Rien que cette semaine, dans la  région de Khénifra au Moyen-Atlas, ce sont dix enfants et deux femmes qui sont morts de froid. Je les ai tous vus arriver. Ça faisait comme les petits ronds de fumées que mon papa, il fait, avec sa cigarette, les jours de fête. Douze petites âmes serrées et intimidées qui se déplaçaient en jetant des coups d’oeil de tous les côtés. Elles sont montées direct. Pas ici, bien sûr. Ici, c’est la salle d’attente. Ça fait bien longtemps que j’attends moi.  Mais maintenant je sais que je vais repartir. C’est bientôt mon tour et ma maman, je vais me débrouiller pour aller lui dire tout le bien que je pense d’elle. Il me reste encore juste  quelques minutes pour me décider et choisir.

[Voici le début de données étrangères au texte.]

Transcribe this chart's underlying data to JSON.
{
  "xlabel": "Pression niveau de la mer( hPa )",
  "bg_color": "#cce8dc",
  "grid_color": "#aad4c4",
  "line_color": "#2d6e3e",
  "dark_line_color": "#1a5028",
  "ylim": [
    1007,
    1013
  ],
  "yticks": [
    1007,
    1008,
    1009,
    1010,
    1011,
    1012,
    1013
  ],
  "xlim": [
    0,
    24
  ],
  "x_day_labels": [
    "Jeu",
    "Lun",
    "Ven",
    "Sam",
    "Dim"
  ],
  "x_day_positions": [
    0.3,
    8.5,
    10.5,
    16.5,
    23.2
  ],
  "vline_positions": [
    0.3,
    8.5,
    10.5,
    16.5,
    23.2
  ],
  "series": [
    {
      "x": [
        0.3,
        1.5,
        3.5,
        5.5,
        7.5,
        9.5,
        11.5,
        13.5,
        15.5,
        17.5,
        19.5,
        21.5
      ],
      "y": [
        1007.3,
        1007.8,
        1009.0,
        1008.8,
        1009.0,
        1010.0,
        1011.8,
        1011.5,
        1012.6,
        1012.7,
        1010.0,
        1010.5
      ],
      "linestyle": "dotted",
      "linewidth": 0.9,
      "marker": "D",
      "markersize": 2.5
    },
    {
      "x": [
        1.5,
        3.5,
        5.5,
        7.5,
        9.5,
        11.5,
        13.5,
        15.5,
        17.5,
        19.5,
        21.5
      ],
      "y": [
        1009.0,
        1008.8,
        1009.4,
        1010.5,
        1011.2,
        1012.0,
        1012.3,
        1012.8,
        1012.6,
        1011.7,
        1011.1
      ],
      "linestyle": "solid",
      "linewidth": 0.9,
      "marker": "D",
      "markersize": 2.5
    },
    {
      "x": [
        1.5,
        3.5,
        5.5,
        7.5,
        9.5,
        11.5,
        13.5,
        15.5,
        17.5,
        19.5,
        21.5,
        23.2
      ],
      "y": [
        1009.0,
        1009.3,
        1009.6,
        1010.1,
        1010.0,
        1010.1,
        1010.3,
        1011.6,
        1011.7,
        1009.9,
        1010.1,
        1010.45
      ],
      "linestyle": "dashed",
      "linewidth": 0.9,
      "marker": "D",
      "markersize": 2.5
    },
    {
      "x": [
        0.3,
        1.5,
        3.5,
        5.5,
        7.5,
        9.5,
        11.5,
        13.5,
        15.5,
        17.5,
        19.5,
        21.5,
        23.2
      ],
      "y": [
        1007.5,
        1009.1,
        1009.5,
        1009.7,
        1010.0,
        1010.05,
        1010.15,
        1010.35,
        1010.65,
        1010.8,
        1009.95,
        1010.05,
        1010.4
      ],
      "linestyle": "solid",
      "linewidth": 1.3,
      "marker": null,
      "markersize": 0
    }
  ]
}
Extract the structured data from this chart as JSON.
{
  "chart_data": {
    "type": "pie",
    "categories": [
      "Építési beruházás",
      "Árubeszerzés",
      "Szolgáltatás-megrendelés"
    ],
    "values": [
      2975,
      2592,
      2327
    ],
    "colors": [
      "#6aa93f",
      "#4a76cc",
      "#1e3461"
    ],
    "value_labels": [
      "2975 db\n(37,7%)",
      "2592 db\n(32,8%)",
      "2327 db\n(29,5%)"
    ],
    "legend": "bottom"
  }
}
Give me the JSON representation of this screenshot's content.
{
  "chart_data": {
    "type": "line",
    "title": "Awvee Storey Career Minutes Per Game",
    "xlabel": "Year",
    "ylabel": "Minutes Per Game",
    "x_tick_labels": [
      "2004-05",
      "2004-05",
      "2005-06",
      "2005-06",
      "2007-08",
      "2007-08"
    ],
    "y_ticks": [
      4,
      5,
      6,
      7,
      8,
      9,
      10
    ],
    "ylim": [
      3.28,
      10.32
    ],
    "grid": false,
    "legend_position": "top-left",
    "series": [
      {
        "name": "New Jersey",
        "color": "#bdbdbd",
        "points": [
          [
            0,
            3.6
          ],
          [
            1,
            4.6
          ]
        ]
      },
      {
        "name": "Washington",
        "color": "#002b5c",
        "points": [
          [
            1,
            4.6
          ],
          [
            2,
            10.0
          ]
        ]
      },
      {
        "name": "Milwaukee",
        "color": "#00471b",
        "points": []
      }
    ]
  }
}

Faut que je trouve quelque chose de facile mais qui me laissera un peu plus de temps cette fois-ci. Alors sûrement pas un papillon, ni une mouche, encore moins un brin d’herbe. Un flocon de neige ? Non merci. Manquerait plus que j’atterrisse sur un homme en train de mourir de froid, comme à Paris,  place de la Concorde, ou à Marseille, dans les quartiers nord.. ..

Non, non, moi je vais revenir dans du solide. Je vais un être un tas de petits cailloux. Une poignée de petites choses noires ou grises, douces au toucher, lisses comme des bonbons à suçoter et quasiment indestructibles. Le minéral, j’aime bien. Je pourrai rouler, glisser, crisser… me glisser entre ses doigts, être manipulé dans tous les sens…et voici que de nouveau j’aurai un tas de choses à faire ….Chauffer, réchauffer, rafraîchir, caresser, lisser, apaiser, tiédir… et même que je pourrai me glisser dans ses poches…

Comme ça, si un jour elle se perd de nouveau, elle n’aura plus qu’à me parsemer le long du chemin, sous les grands sapins noirs.. pour revenir…. Et comme grâce à moi, cette fois-ci, elle ne se sera pas perdue, et bien je suis sûr qu’elle pensera à me mettre dans une jolie coupelle sur sa table de nuit. Et ainsi, je veillerai toujours sur elle. Parce que moi, mon prochain tour sur terre, j’ai l’intention qu’il soit drôlement long.